Before writing, identify the audience temperature:

| Audience | Who they are | Copy approach |
|---|---|---|
| **Cold** | No prior brand exposure | Lead with pain or curiosity. Don't assume awareness. |
| **Warm** | Visited site, engaged with content | Reference the benefit they already showed interest in. |
| **Retargeting** | Started trial, viewed pricing, abandoned | Address hesitation directly. Be specific. Create urgency. |

If the user hasn't specified, ask — or default to Cold and note it.

---

### Feed Ads (Facebook + Instagram Feed)

| Element | Limit | Notes |
|---|---|---|
| Primary Text | 125 chars visible; up to 500 accepted | First 125 chars appear before "See more" — lead with the hook |
| Headline | 40 characters | Appears below the image/video |
| Description | 30 characters | Optional; appears below headline in some placements |

#### Primary Text Rules

- **Hook in the first line** — the first sentence must stop the scroll.
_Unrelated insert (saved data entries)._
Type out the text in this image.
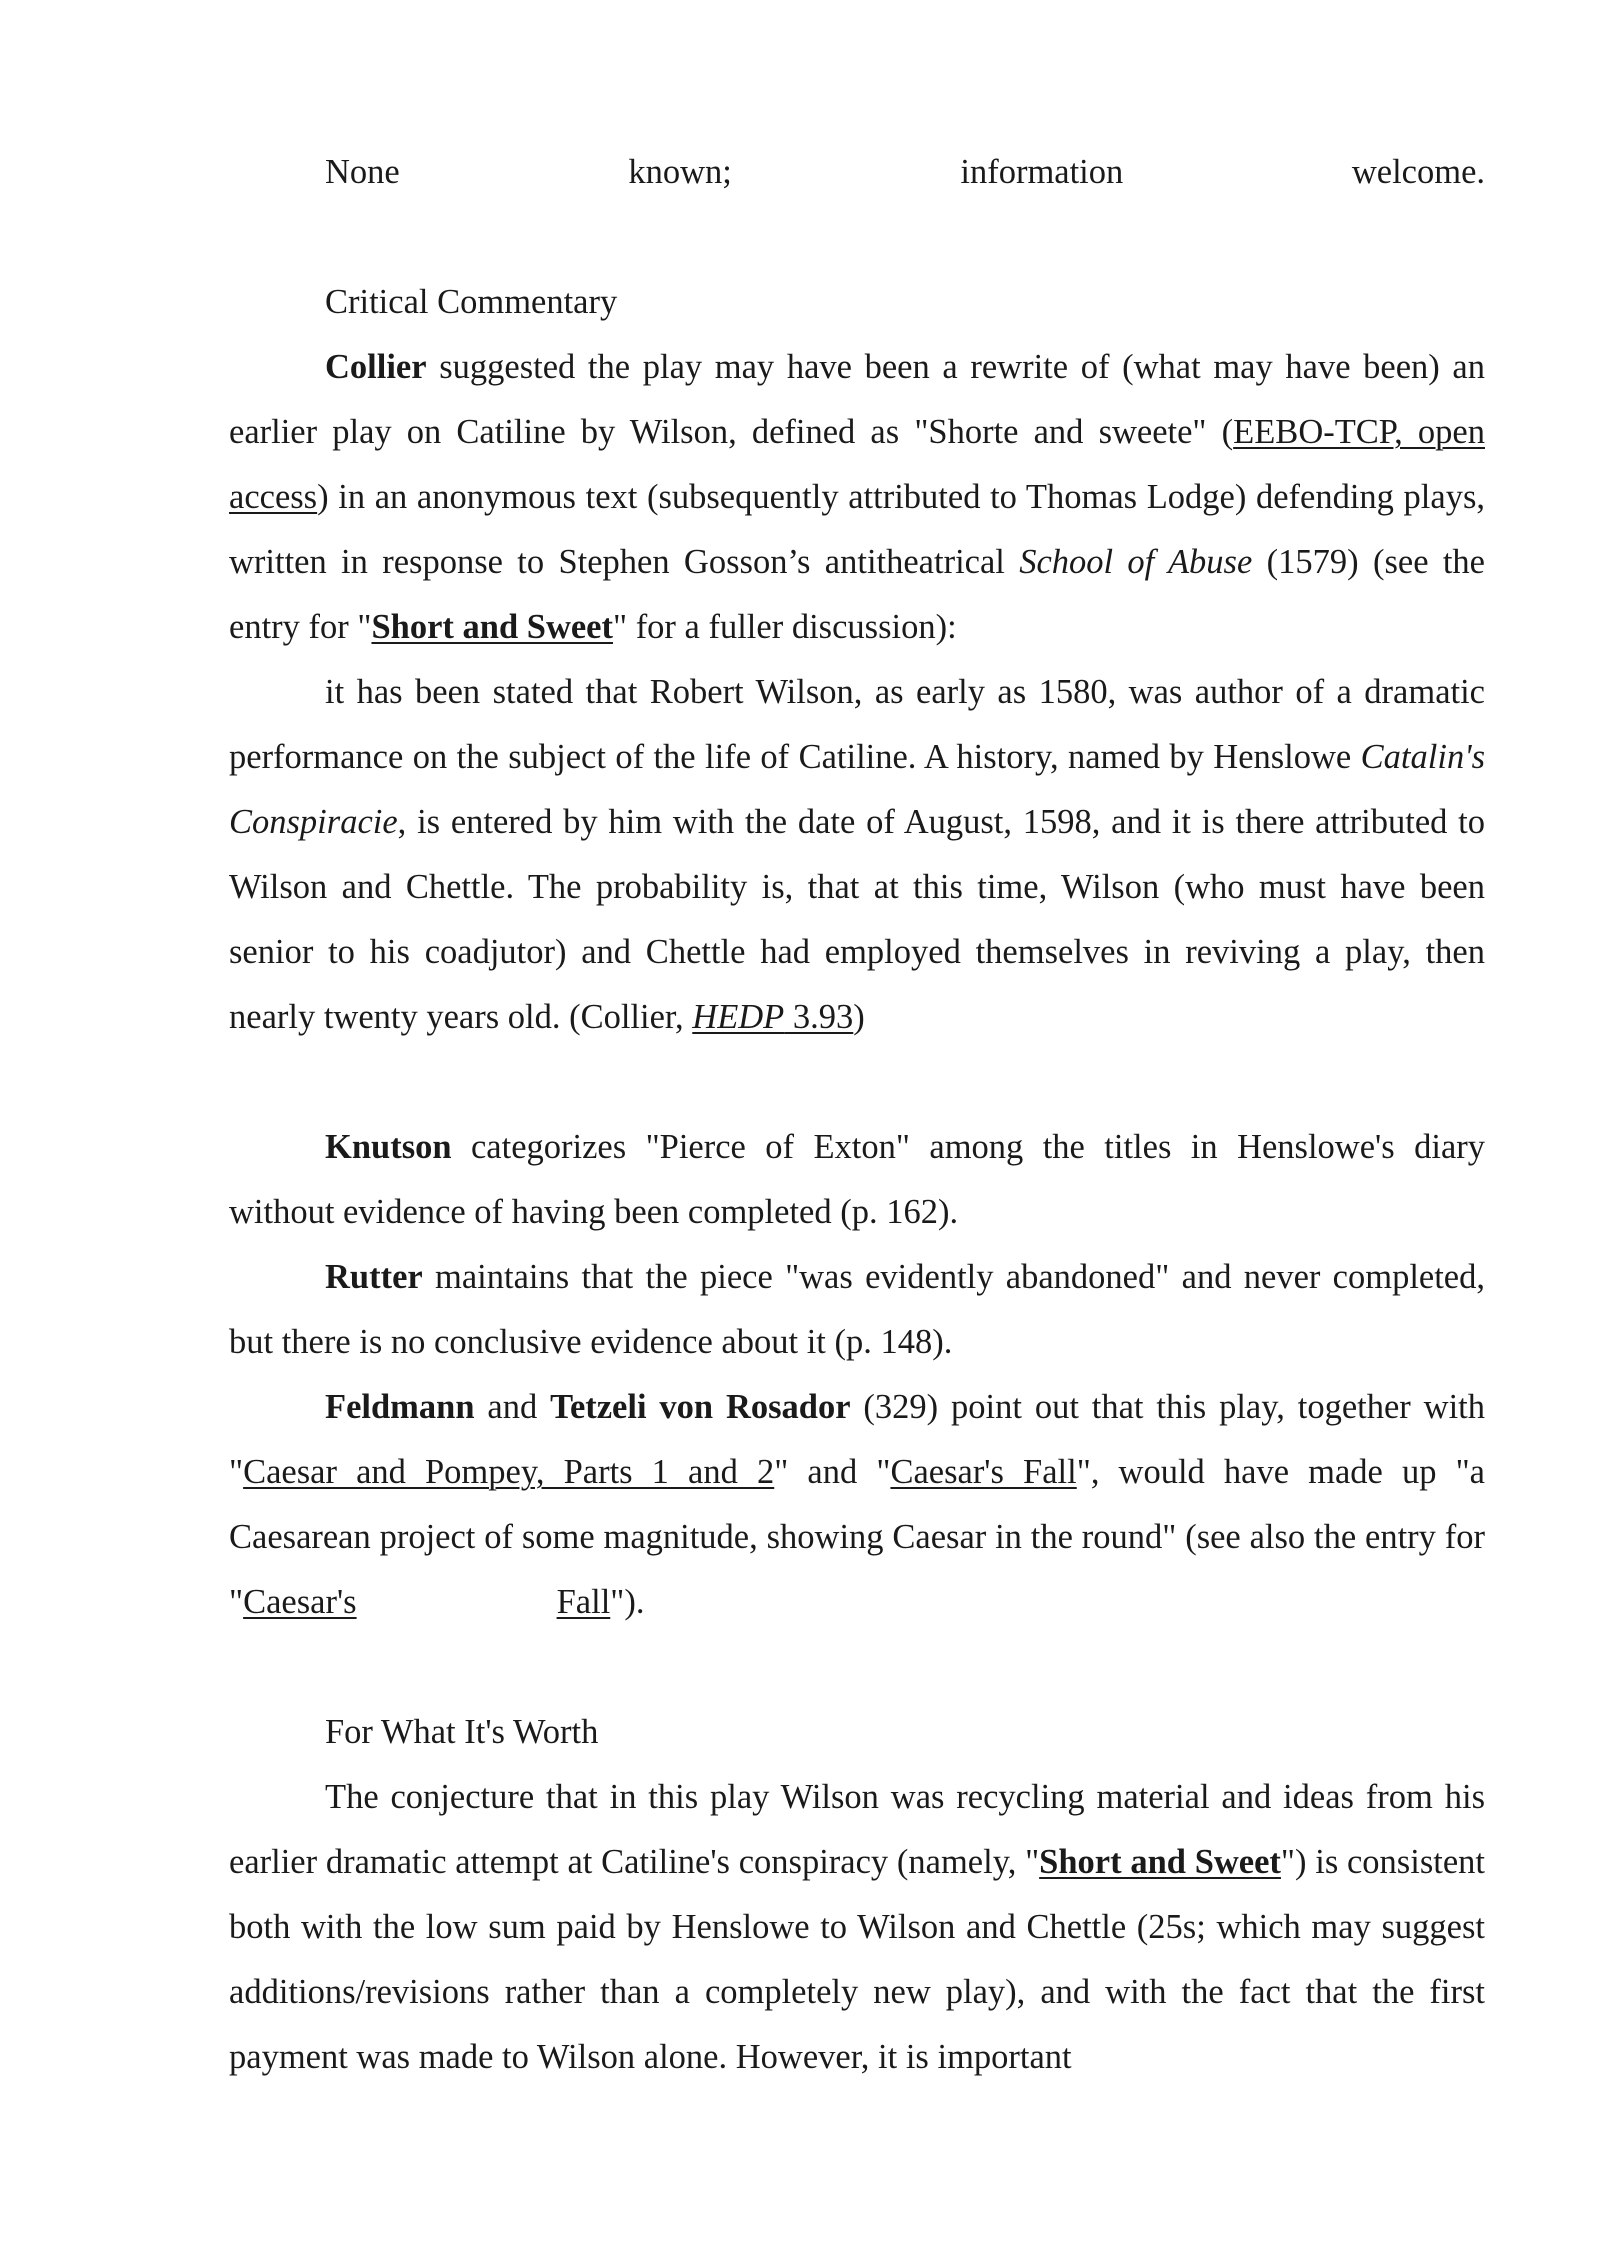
None	known;	information	welcome.

Critical Commentary

Collier suggested the play may have been a rewrite of (what may have been) an earlier play on Catiline by Wilson, defined as "Shorte and sweete" (EEBO-TCP, open access) in an anonymous text (subsequently attributed to Thomas Lodge) defending plays, written in response to Stephen Gosson’s antitheatrical School of Abuse (1579) (see the entry for "Short and Sweet" for a fuller discussion):

it has been stated that Robert Wilson, as early as 1580, was author of a dramatic performance on the subject of the life of Catiline. A history, named by Henslowe Catalin's Conspiracie, is entered by him with the date of August, 1598, and it is there attributed to Wilson and Chettle. The probability is, that at this time, Wilson (who must have been senior to his coadjutor) and Chettle had employed themselves in reviving a play, then nearly twenty years old. (Collier, HEDP 3.93)

Knutson categorizes "Pierce of Exton" among the titles in Henslowe's diary without evidence of having been completed (p. 162).

Rutter maintains that the piece "was evidently abandoned" and never completed, but there is no conclusive evidence about it (p. 148).

Feldmann and Tetzeli von Rosador (329) point out that this play, together with "Caesar and Pompey, Parts 1 and 2" and "Caesar's Fall", would have made up "a Caesarean project of some magnitude, showing Caesar in the round" (see also the entry for "Caesar's	Fall").

For What It's Worth

The conjecture that in this play Wilson was recycling material and ideas from his earlier dramatic attempt at Catiline's conspiracy (namely, "Short and Sweet") is consistent both with the low sum paid by Henslowe to Wilson and Chettle (25s; which may suggest additions/revisions rather than a completely new play), and with the fact that the first payment was made to Wilson alone. However, it is important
Options: bold claim, provocative question, specific stat, or direct callout of the ICP.
- Write 3 primary text variants per ad set: one pain-led, one outcome-led, one social proof-led
- Use line breaks for readability — walls of text get skipped
- For cold audiences: no jargon, no assumed context
- For warm/retargeting: reference what they've already seen or done
- End with a clear CTA tied to the offer ("Book a 15-min demo," "Start your free trial")
- **Avoid:** clickbait, all caps, excessive emoji, passive voice

#### Headline Rules (Meta Feed)

- The headline sits below the creative — it's the **last thing read**, not the first
- Use it to reinforce the primary text CTA or deliver the core value prop in one line
- Outcome beats feature: "Cut Scheduling Time by 80%" beats "Advanced Scheduling Features"
- **Avoid:** repeating the first line of primary text

#### Description Rules (Meta Feed)

- Supporting line — use it for a proof point, secondary benefit, or urgency nudge
- 30 characters is tight: "No credit card required" / "500+ businesses trust us"
- Can be left blank if the headline is strong enough

#### Meta Feed Output Format

```
AUDIENCE: [Cold / Warm / Retargeting]
FORMAT: Feed
OFFER / CTA: [What action you're driving]

— VARIANT 1: Pain-Led —
PRIMARY TEXT:
[Hook line]
[Supporting body — 2–3 lines]
[CTA line]

HEADLINE: [copy] — [char count]
DESCRIPTION: [copy] — [char count]

— VARIANT 2: Outcome-Led —
PRIMARY TEXT: ...
HEADLINE: ...
DESCRIPTION: ...

— VARIANT 3: Social Proof-Led —
PRIMARY TEXT: ...
HEADLINE: ...
DESCRIPTION: ...

CREATIVE DIRECTION NOTE: [1–2 sentences on what visual or video concept would complement this copy]
CI SOURCING NOTE: [Which variants or lines came directly from CI report findings, and from which section]
```

---

### Story / Reels Ads (Instagram + Facebook)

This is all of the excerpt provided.